The 10 filings reveal heightened US M&A and takeover activity dominated by SPACs (7/10 filings), with extensions, approvals, and high redemptions signaling persistent deal momentum amid liquidity pressures; actual sector M&A includes mining consolidation (Coeur-New Gold boosting 2026 gold production guidance 80% YoY from 419k oz to 680-815k oz), reinsurance divestiture (FG Nexus), crowdfunding expansion (StartEngine-Vinovest adding $140-150M AUM), and governance tweaks post-acquisition (Exact Sciences). Period-over-period trends show SPAC trust deposits for extensions (YHN $150k) contrasting low balances (TETE $142k signaling redemptions), while Coeur's reserves integration extends mine life to 2032-2035 with strong FCF projections. Capital allocation shines in Coeur's $750M buyback and inaugural $0.02/share dividend vs prior $400M facility upgrade to $1B revolver. Overarching themes: SPAC resilience via extensions/name changes (Goldenstone to Chi Special) but delisting risks (Bayview); positive sentiment in 6/10 filings drives alpha in mining/alts, mixed in SPACs due to redemptions (Crane 19.4M shares/$201M). Portfolio implication: Favor completed M&A with guidance upside over pre-merger SPACs; monitor March 26-31 catalysts for volatility.

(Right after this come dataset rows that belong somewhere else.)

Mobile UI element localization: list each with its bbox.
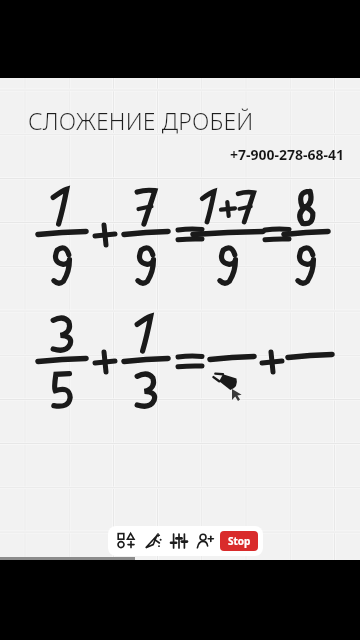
button[interactable]: Settings [166, 528, 192, 554]
staticText: +7-900-278-68-41 [0, 145, 344, 164]
staticText: Stop [228, 534, 251, 548]
button[interactable]: Effects [140, 528, 166, 554]
staticText: СЛОЖЕНИЕ ДРОБЕЙ [28, 105, 254, 136]
button[interactable]: Insert shape [114, 528, 140, 554]
button[interactable]: Add participant [192, 528, 218, 554]
button[interactable]: Stop [220, 531, 258, 551]
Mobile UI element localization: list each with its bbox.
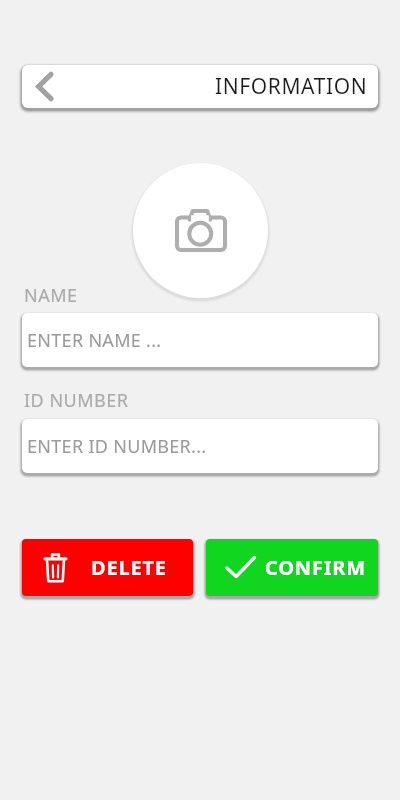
button[interactable]: CONFIRM	[206, 539, 378, 596]
button[interactable]: Add photo	[133, 163, 268, 298]
staticText: DELETE	[91, 554, 167, 581]
button[interactable]: Back	[22, 65, 68, 108]
button[interactable]: ENTER NAME ...	[22, 313, 378, 367]
staticText: ENTER ID NUMBER...	[27, 434, 207, 459]
staticText: INFORMATION	[215, 72, 368, 101]
button[interactable]: Back	[22, 65, 378, 108]
button[interactable]: DELETE	[22, 539, 193, 596]
button[interactable]: ENTER ID NUMBER...	[22, 419, 378, 473]
staticText: ID NUMBER	[24, 388, 129, 413]
staticText: NAME	[24, 283, 78, 308]
staticText: ENTER NAME ...	[27, 328, 162, 353]
staticText: CONFIRM	[265, 554, 366, 581]
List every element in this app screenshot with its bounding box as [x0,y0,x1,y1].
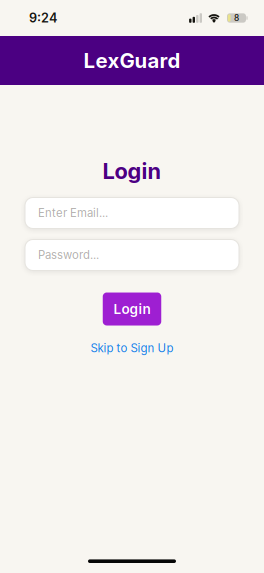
button[interactable]: Enter Email [25,198,239,228]
staticText: Enter Email... [38,206,108,220]
button[interactable]: Skip to Sign Up [90,341,174,355]
staticText: Login [114,301,150,317]
button[interactable]: Login [103,292,161,326]
staticText: 9:24 [29,10,57,26]
button[interactable]: Password [25,240,239,270]
staticText: 8 [234,13,239,23]
staticText: Password... [38,248,99,262]
staticText: Skip to Sign Up [90,341,174,355]
staticText: LexGuard [84,48,180,73]
staticText: Login [102,158,162,184]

Tracking the trend? Catch up on the prior US Merger & Acquisition SEC Filings digest from March 20, 2026.

Investment Signals(12)

  • Completed New Gold acquisition March 20, 2026, boosting 2026 gold guidance 80% YoY to 680-815k oz (from 419k oz 2025), silver +4-22%, copper new 50-65M lbs; $750M buyback + inaugural $0.02/share semi-annual dividend, $1B revolver up from $400M

  • Acquired Vinovest (200k users, $140-150M AUM) to expand alts for 2.1M users/$1.5B invested; aligns with $60T alt market by 2033, post-SeedInvest acquisition

  • FG Nexus(BULLISH)

    Completed FG Reinsurance sale March 23, 2026, with $1M cash + $3.3M collateral release + 40% Devondale Class A units + $1.25M 6% note due 2027; no negative impacts

  • Deposited $150k March 19 to extend SPAC deadline 3 months to June 19, 2026, providing time for business combination

  • Approved Amendment No. 4 extending BC deadline to Dec 21, 2026, + name change to Chi Special Acquisition; stockholder approved

  • Shareholders approved Xanadu merger (69.75% quorum, 17.6M FOR votes Proposal 1) closing March 26, $302M gross proceeds despite $201M redemptions; XNDU lists Nasdaq/TSX March 27

  • TETE (Technology & Telecom)(BULLISH)

    DEFM14A for Super Apps merger, Nasdaq RADB listing conditional; Sponsor forfeits 447k shares, $5M PIPE + $16M interest committed

  • New Afton reserves 36.2M tonnes (780k oz Au, 591M lbs Cu), Rainy River 2.2M oz Au; mine life to 2032/2035 supports FCF growth post-QoQ integration

  • $134.8M committed across 105+ pre-IPO offerings (Anthropic, Stripe, xAI); Vinovest adds wine/whisky alts via bonded warehouses

  • Post-acquisition governance with 1,000 authorized shares $0.01 par, enhanced D&O indemnification; signals control changes stabilized

  • FG Nexus(BULLISH)

    Multi-stage deal (June 2025 agreement, Jan 2025 first closing) yields diversified consideration mix without performance declines

  • 5th amendment since 2020 reflects ongoing sponsor commitment to find/target via extended timeline

Risk Flags(10)

  • TETE[HIGH RISK]

    Trust only $142k as of Feb 23, 2026, vs $5M PIPE/$16M interest; high redemptions likely, public shareholders diluted to 1.6-1.7% basic (29.7% FD max)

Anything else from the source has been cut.